Would these rebels turn to China for inspiration for the New America they envision? If any culture’s history confirms Winston Churchill’s observation in the House of Commons in 1945: “The inherent virtue of Socialism is the equal sharing of miseries”, then it is most definitely China. Hundreds of millions of Chinese have been murdered by the communist leaders of China since World War II. “Human rights” and “civil justice” are two treasured American values one never hears associated with Chinese history which spans close to 5000 years. 

How about Russia? Vladimir Putin reminds the world on a daily basis how ruthless Russian tsars, princes and communist dictators have been throughout history. Russia is headed toward becoming a third-world country with an annual GDP far below Texas and declining birth rates which may cut its population by 30% by 2050. 

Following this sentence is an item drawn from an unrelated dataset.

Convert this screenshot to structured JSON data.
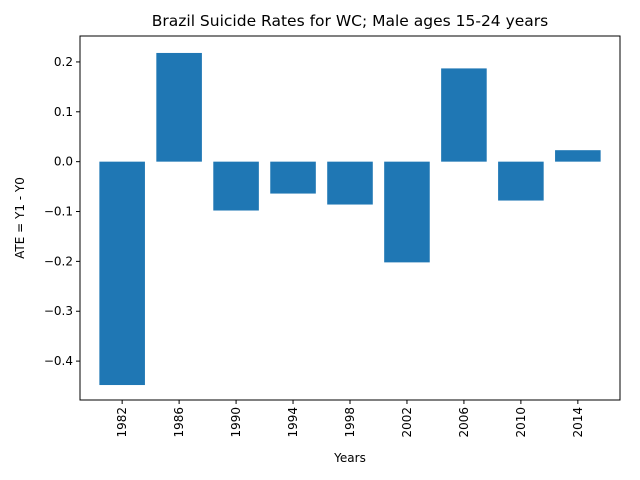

No sane person wants to leave America and live in Russia. For good reason. 

How about Germany, the economic powerhouse engine of the European Union? Murray pointed out Germans are the only people with words that connote the sense of “the weight of history” such as Vergangenheitsbewältigung (reckoning with the past) and Gesellschaftsgeschichte (the history of society). It is hard to look towards German thought and philosophy as models for a New America when they can’t even understand how and why their parents and grandparents allowed a maniac like Hitler to gain power and exterminate six million Jews ― and no one stopped him. 

Anyone want to live under strict Sharia law as many Muslim theocracies do? Limited, if any, rights for women; persecution of homosexuals; strict religious dictatorial control by the ruling mullahs and ayatollahs ― if you want to live under those conditions, count me out. 

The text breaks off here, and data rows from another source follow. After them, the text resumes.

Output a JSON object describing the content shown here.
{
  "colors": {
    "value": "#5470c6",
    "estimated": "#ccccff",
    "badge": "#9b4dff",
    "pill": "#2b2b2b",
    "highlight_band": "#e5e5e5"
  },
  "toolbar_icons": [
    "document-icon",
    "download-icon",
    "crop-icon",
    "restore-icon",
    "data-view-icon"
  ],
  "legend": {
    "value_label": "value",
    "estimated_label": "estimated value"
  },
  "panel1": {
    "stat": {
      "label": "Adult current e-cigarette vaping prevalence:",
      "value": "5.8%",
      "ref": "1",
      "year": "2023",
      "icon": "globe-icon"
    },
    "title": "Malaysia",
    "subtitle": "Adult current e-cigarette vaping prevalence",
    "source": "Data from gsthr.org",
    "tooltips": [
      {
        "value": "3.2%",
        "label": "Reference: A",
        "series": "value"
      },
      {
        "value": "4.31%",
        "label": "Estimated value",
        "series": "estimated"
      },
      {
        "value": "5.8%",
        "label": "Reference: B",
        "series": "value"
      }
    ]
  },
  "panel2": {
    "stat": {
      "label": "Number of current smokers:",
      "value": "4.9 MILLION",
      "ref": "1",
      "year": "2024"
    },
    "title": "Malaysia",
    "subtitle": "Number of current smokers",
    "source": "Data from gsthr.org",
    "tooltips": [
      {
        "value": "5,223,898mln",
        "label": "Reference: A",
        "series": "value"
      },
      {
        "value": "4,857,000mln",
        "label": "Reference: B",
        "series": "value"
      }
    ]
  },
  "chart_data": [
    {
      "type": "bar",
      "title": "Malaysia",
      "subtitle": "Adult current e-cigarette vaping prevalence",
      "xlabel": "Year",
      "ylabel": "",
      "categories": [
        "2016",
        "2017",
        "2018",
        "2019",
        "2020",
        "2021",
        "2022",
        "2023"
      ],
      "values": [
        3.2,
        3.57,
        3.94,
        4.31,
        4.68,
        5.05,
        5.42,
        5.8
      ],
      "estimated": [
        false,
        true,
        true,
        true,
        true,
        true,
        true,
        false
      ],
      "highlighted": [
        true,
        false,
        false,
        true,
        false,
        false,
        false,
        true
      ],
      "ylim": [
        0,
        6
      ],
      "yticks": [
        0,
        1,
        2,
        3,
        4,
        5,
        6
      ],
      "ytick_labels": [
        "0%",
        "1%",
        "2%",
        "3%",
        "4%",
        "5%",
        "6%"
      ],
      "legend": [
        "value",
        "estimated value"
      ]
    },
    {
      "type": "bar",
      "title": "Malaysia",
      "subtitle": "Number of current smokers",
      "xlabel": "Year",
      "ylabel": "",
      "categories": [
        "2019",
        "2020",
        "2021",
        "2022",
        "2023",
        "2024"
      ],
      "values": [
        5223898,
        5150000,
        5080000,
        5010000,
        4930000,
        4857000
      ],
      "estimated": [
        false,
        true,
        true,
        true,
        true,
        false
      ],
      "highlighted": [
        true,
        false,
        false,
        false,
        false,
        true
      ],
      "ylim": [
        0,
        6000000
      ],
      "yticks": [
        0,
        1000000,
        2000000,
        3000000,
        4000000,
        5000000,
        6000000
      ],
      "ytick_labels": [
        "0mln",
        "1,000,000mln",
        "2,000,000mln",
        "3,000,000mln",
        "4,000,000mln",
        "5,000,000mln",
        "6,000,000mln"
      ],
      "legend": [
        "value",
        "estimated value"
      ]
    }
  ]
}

How about any of the basket-case socialist or communist economies such as North Korea, Cuba or Venezuela? I asked a young Venezuelan who emigrated to the US in 2016 what he thought of the 155% annual inflation rate now happening in his home country. “Well, it is not too bad ― last year, it was 350% and in 2019, it was 35,000%. So by comparison, today looks pretty good.” 

None of these examples from other countries or cultures are very appealing to the average American. None of them represent the treasured values of freedom we take for granted in America under the banner of life, liberty and the pursuit of happiness. 

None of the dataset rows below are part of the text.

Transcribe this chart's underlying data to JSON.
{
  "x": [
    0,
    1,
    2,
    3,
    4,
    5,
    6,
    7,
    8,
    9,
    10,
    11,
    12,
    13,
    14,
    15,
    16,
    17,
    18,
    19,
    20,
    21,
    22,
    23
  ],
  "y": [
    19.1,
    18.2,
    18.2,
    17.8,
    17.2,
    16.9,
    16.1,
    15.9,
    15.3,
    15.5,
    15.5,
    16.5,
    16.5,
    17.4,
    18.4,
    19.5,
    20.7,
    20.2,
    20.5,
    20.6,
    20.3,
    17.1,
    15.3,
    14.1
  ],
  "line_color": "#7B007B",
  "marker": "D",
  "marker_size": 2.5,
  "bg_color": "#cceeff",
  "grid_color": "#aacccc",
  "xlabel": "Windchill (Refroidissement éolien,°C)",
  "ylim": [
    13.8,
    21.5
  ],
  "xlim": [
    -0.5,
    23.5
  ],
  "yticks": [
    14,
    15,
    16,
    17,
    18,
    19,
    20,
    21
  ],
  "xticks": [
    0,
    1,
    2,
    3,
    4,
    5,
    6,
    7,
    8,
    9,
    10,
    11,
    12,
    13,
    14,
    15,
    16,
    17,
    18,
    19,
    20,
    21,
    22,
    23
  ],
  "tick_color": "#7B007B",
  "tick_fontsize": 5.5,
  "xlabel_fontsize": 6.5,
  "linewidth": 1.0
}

In 1995, I went to Estonia to speak to their newly-formed independent government. I took along a copy of James Madison’s “Notes on the Constitution” to give to the leader in the Estonian parliament. His eyes started to well with tears. He thanked me profusely for the gift and then said: “You Americans will never know how important the gift of freedom America represents to us Estonians. Without your example of hope, we would never have survived these many decades of Soviet oppression. We always wanted the freedom Americans had.” 

We don’t know how exceptional America is because we have never lost our freedoms to a dictator or socialist control. We have to follow the wisdom of Abraham Lincoln when he sent this message to Congress a month before issuing the Emancipation Proclamation: 

“We know how to save the Union. The world knows we do know how to save it. We — even we here — hold the power, and bear the responsibility. We shall nobly save, or meanly lose, the last best hope of earth. The way is plain, peaceful, generous, just — a way which, if followed, the world will forever applaud, and God must forever bless.”